Effect of methanol quality on the ionisation of herbicides, insecticides and fungicides using gradient elution liquid chromatography.

This paper explores the changes in the electrospray signal response of 39 structurally different compounds caused by the quality of the methanol, when used as a component in a gradient elution mobile phase. When three batches of LC-MS grade methanol from one manufacturer were evaluated, the largest variation in the electrospray signal responses of the 39 compounds examined was 18%. However, significant enhancement of the electrospray signals of up to 106% were observed among different brands of LC-MS grade methanol from different manufacturers.
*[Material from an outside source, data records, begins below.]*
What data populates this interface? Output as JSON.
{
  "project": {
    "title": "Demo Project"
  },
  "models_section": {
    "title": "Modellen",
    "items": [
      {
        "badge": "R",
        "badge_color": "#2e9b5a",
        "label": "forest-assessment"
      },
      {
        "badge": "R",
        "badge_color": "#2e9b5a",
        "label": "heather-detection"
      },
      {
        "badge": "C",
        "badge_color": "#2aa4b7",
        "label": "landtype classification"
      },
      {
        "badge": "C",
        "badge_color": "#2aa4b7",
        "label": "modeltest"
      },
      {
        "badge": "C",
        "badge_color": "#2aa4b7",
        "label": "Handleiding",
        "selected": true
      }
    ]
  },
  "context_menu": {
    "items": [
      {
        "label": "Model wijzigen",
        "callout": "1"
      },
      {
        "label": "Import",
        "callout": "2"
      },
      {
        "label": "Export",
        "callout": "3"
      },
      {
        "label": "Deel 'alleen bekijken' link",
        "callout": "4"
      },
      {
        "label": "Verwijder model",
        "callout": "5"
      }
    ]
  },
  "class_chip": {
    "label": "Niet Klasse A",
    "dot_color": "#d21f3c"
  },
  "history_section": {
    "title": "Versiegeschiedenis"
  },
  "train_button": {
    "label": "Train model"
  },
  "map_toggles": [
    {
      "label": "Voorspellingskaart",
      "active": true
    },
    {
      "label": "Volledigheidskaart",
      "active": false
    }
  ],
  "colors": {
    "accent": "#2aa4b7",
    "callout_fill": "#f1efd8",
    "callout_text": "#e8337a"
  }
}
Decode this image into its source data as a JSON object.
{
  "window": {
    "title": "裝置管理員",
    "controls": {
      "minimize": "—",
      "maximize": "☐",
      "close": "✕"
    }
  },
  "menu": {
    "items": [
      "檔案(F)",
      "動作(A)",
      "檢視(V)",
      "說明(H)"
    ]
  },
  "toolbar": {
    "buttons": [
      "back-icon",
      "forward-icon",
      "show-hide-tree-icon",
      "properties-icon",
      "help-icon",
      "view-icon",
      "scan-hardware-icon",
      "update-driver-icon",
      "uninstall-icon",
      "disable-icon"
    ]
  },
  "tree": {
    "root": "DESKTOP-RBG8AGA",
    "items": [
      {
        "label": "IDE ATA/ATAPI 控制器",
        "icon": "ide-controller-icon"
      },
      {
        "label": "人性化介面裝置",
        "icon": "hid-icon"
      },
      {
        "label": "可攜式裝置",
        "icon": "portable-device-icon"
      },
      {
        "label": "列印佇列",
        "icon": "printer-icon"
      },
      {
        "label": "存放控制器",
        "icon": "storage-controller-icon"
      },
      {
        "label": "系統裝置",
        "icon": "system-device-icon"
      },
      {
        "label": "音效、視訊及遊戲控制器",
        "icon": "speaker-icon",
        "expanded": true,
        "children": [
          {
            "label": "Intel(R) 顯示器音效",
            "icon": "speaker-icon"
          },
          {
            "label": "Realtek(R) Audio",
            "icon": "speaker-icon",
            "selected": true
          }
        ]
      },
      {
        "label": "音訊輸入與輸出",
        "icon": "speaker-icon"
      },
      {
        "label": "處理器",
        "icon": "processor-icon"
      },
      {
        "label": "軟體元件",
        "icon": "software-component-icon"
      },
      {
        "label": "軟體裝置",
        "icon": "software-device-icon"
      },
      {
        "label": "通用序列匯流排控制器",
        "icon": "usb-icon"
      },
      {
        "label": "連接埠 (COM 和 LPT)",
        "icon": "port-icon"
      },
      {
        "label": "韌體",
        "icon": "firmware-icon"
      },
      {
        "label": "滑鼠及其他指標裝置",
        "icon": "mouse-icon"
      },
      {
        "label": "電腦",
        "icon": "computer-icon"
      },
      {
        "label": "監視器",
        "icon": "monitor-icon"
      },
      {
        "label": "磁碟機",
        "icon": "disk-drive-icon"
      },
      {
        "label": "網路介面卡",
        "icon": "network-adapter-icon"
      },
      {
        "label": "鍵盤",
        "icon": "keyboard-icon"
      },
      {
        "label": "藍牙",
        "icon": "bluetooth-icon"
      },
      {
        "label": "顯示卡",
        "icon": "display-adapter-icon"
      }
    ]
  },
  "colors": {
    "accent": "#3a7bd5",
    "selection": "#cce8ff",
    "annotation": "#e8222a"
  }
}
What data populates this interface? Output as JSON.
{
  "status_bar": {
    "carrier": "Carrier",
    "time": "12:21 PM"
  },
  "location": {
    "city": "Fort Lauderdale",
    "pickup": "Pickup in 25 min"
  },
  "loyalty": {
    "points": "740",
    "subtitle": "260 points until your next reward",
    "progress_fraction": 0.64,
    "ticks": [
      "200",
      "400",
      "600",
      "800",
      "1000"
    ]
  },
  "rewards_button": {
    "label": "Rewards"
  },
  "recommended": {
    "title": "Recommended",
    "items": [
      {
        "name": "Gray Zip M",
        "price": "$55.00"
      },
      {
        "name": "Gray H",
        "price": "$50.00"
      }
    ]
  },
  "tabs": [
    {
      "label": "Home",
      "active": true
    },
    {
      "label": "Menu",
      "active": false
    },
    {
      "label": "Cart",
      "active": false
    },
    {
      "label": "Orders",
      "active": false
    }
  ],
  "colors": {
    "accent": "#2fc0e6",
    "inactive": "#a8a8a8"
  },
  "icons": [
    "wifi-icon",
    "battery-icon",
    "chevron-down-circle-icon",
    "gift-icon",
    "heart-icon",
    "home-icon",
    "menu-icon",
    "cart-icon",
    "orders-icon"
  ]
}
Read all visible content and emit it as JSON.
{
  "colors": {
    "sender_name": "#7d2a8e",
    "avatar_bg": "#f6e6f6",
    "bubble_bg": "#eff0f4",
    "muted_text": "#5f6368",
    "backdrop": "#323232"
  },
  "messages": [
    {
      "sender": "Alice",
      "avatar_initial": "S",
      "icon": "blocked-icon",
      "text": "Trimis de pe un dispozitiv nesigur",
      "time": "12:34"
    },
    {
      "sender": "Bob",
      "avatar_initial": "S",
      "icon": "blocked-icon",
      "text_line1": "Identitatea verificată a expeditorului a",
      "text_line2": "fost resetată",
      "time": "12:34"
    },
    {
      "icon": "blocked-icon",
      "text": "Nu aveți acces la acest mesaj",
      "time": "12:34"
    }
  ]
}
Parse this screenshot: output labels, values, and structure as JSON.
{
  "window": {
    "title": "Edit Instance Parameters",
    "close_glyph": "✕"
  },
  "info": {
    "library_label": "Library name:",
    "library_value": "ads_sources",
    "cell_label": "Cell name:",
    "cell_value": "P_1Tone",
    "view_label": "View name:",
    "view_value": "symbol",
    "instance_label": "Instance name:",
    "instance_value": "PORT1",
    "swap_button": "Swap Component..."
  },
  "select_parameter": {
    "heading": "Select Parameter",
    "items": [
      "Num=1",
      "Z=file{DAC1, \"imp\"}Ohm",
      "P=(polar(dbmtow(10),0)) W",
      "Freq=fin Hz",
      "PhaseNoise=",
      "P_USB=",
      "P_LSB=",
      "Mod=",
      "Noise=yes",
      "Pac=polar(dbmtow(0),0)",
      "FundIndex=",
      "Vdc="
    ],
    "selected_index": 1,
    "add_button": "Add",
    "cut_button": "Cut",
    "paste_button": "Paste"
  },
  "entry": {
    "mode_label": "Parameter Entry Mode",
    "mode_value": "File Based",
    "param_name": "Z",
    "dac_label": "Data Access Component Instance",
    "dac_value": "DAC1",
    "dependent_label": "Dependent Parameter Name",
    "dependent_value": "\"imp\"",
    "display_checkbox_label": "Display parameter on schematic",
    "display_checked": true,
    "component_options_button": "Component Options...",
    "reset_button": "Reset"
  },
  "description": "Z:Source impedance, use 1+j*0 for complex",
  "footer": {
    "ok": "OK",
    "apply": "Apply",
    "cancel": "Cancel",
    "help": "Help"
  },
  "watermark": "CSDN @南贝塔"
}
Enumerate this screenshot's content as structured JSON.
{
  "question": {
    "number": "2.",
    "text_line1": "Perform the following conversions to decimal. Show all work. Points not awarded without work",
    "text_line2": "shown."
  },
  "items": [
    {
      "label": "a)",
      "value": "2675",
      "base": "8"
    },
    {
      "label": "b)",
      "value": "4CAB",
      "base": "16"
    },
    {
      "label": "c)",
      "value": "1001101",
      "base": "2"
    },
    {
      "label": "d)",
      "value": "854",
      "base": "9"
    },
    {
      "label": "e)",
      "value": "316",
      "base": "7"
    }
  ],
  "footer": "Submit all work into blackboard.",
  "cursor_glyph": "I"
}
The effect of methanol quality on signal response was found to be compound dependent. This study also demonstrated that the senescence of the methanol was important. Using an expired batch of LC-MS grade methanol, electrospray signals were suppressed by as much as 95% for all compounds measured using positive mode electrospray. Conversely, the negative mode electrospray signals of compounds such as 4-octyl benzoic acid showed an enhancement of up to 96% when using the same batch of methanol. Linuron was used as a model compound to examine the change in the electrospray response, during gradient elution, when the proportion of an expired batch of methanol was varied. An infusion experiment showed that the linuron signal intensity decreased as the proportion of expired methanol increased in the mobile phase, which was in direct contrast to the increase in linuron signal observed with a non-expired batch of methanol. A series of isocratic experiments also showed that the linuron signal decreased as the proportion of expired methanol increased in the mobile phase. The ion ratios of several of the compounds studied changed significantly when using the expired batch of LC-MS methanol. The change in the ion ratios accentuates the difficulty of identifying compounds from in-source spectral libraries. A protocol is recommended for assessing the quality of methanol for LC-MS applications.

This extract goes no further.